The original FreeCell featured 32,000 different configurations, one of which was famously unsolvable. If you want to read a near-obsessive analysis of the various versions of FreeCell, check out this site. Anyway, as much as I don’t care for most of these solitaire card games, FreeCell is good. You’ve got to respect a classic.

Fuji Golf – Now here’s a shitfest. Fuji Golf tries to simulate an 18-hole golf course and falls flat on its face for the simple reason that the mechanics of the game are ass, relying on finicky as hell mouse controls to make fine adjustments. The only good thing about this game is the opening screen with a nice pixelated depiction of Mt. Fuji for some reason. Other than that – I’m admittedly not good at real golf, but 14 shots on the first round? Fuck you, Fuji Golf.

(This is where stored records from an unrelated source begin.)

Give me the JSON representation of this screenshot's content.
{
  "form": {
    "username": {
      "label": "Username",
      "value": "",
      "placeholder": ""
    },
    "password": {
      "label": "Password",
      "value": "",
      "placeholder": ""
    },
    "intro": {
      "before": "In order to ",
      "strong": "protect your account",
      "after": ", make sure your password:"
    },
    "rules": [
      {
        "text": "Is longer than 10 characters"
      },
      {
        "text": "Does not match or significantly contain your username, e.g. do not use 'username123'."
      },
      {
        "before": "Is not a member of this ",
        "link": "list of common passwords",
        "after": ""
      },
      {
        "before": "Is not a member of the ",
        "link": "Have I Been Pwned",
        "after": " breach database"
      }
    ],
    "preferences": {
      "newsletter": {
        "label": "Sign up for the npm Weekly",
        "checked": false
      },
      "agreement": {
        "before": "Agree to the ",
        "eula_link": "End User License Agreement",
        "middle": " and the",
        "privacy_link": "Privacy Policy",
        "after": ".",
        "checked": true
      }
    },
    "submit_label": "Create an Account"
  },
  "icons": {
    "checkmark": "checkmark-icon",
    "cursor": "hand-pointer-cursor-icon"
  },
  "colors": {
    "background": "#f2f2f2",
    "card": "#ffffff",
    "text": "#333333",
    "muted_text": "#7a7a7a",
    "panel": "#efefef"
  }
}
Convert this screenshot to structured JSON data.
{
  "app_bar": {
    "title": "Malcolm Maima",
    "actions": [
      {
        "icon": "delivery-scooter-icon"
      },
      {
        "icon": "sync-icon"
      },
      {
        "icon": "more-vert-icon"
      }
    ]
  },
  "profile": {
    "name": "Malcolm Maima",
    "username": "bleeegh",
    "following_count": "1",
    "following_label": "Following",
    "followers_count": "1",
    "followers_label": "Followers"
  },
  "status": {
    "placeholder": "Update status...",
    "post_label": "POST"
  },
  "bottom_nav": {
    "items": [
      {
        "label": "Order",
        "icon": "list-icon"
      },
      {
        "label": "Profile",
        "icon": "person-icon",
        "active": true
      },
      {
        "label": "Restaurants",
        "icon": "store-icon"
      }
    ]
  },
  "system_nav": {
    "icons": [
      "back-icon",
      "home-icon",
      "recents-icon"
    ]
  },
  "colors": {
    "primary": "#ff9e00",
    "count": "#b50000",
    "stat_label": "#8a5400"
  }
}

Go Figure! – This is one of a couple of educational games in the pack. The player has to arrange an equation with the preset numbers to arrive at the solution given by the game. I can’t really fault a basic educational game like this. If you drew a line of educational game goodness vs. shitness with Oregon Trail on one end and Mario is Missing! on the other, Go Figure! would be right in the middle.

+ Golf – Thank the Almighty God this is not another golf game like Fuji Golf. It’s just another solitaire card game. There’s seemingly no lack of solitaire games in this package. Golf isn’t that bad, really – you just select the cards on the top of the piles in sequence and try to complete the sequence without exhausting your turns. A lot more simplistic than FreeCell but not as boring as Cruel. Might kill five minutes while you wait for your porn torrent to finish downloading.

IdleWild – This one was a real surprise – it’s a screensaver pack! Not a very good one, though. Especially if you already had After Dark installed, which you probably did if you were using a computer in the early 90s. Most of the screensavers in IdleWild are either eye-destroying or boring. But it’s something different, at least. And it features a crappy slow-loading depiction of the Mandelbrot set! That might have been impressive when it was released in 1991.

+ JezzBall – I already wrote about the existential nightmare that is JezzBall. I will not write about it again.